Me duele ver cómo se suicida la lluvia,
la lluvia que siembra espigas de agua en la luz,
los murciélagos sobre las torres de los viejos campanarios,
el llanto de las lagartijas sin sol.
La luna, oronda como un niño albo,
flor en las marismas del tiempo,
vaga como un pájaro en su hemisferio,
deja el rocío de diez manchas en mi iris,
se desnuda, ¡ay se desnuda!,
blanco pétalo, élitro de ceniza
que reluce como moneda en el firmamento.
Acacia de nieve que acompaña a la sombra,
de piedra el laberinto, la risa en el cristal,
los incendios perdidos del amor
cuando tu llave era una atmósfera de sueños ciegos
al lado sur, de frente un mosaico que nadie toca,
el azabache, negro como un beso triste
se derrama,
se confunde
con el agua que levemente cae,
se adueña del fulgor de las farolas,
late con su corazón ambidextro bajo las pestañas de abril.
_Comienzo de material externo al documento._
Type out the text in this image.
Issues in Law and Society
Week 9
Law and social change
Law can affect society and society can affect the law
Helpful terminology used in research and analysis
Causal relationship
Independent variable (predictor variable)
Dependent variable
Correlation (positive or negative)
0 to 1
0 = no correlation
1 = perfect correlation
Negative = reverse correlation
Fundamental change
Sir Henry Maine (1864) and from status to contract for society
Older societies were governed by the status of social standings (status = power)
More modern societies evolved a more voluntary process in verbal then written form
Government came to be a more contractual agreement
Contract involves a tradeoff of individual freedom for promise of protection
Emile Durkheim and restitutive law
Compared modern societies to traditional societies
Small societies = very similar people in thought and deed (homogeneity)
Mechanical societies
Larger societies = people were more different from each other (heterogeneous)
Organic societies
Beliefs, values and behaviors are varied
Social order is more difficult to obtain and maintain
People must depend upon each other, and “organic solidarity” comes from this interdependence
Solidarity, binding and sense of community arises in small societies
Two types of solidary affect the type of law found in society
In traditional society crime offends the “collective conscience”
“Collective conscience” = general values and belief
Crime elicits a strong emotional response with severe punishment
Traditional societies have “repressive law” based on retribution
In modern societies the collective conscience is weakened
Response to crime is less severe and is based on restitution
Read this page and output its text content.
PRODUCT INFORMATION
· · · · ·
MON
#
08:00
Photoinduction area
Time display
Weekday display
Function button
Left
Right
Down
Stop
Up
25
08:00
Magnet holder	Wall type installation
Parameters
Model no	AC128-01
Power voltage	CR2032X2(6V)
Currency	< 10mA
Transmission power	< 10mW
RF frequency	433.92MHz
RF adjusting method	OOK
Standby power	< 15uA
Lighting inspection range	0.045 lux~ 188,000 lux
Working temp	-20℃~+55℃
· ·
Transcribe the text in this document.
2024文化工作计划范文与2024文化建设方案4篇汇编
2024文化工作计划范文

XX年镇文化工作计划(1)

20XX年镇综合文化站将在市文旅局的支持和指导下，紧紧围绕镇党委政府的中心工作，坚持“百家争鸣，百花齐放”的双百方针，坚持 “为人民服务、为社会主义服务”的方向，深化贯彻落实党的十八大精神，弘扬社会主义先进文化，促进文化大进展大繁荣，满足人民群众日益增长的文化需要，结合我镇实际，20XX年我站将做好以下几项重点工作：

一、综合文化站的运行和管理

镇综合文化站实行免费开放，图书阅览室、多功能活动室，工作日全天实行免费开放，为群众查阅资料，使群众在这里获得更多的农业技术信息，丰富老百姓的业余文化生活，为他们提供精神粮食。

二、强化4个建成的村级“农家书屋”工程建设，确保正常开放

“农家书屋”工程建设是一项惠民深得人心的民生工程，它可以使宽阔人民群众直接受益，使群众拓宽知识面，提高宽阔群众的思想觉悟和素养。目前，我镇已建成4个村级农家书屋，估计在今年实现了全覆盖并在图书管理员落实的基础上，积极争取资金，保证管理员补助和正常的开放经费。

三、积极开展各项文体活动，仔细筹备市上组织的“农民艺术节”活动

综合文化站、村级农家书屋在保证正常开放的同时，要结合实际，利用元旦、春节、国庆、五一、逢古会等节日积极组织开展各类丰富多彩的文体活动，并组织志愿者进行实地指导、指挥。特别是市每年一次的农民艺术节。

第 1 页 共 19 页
Tú sabes que los meses son círculos infinitos,
así lo dije entre los cantos de la luz,
así lo escribí sin querer, con la pluma de aquella paloma
tan próxima a la herida, escribí: canción, noche y muerte;
tres palabras que han visto a la carne tierna y a la carne estriada,
al lloro y a la furia, al frío que ahora es un largo candil
que ilumina mis pasos, mis ecos, mis alas ocultas,
mis rosales en las axilas, mi ratón en el bolsillo,
mi sed de retozar entre flores que muerdan,
que claven su narcosis irreal en los ojos,
para que así despierte con la ilusión de haber soñado otras vidas.